As a young man Coleridge met another young poet, William Wordsworth, and his sister Dorothy. That meeting led to a poetic partnership that was to change the face of English poetry. They collaborated on a project, a book of poems titled Lyrical Ballads, to which they each contributed poems. It was a deliberate attempt to move away from the mannered poems of the time and to write poems in simple, everyday language. The collection had a spectacular influence on the future of English poetry.
Two of Coleridge’s poems, The Rime of the Ancient Mariner and Kubla Khan are possibly the two most famous poems in the English language. Everyone who has ever studied English poetry will have encountered them. Although not so well-known, several of his other poems are equally fine.
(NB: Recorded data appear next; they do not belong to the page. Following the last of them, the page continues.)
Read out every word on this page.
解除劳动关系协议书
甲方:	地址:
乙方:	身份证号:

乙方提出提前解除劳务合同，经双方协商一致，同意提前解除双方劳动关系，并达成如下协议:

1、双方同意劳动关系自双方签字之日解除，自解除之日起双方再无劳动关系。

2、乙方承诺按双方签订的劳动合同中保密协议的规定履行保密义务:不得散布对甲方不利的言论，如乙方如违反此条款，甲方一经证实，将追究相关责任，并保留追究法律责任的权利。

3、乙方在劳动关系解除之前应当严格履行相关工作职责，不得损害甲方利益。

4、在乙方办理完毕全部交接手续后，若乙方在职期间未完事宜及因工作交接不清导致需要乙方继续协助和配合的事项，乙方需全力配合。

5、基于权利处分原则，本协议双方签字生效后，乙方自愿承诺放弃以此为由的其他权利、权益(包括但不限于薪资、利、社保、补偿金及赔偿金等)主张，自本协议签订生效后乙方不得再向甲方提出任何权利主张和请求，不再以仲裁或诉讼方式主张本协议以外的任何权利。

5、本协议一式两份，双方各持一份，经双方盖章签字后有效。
Coleridge was not only a poet – he was an academic and intellectual and wrote on several philosophical subjects. His most famous prose work is Biographia Literaria, a literary autobiography which is still used in universities as a textbook of literary criticism and analysis.
Coleridge suffered for most of his adult life from depression. He sank into opium addiction and died in Highgate aged fifty-two.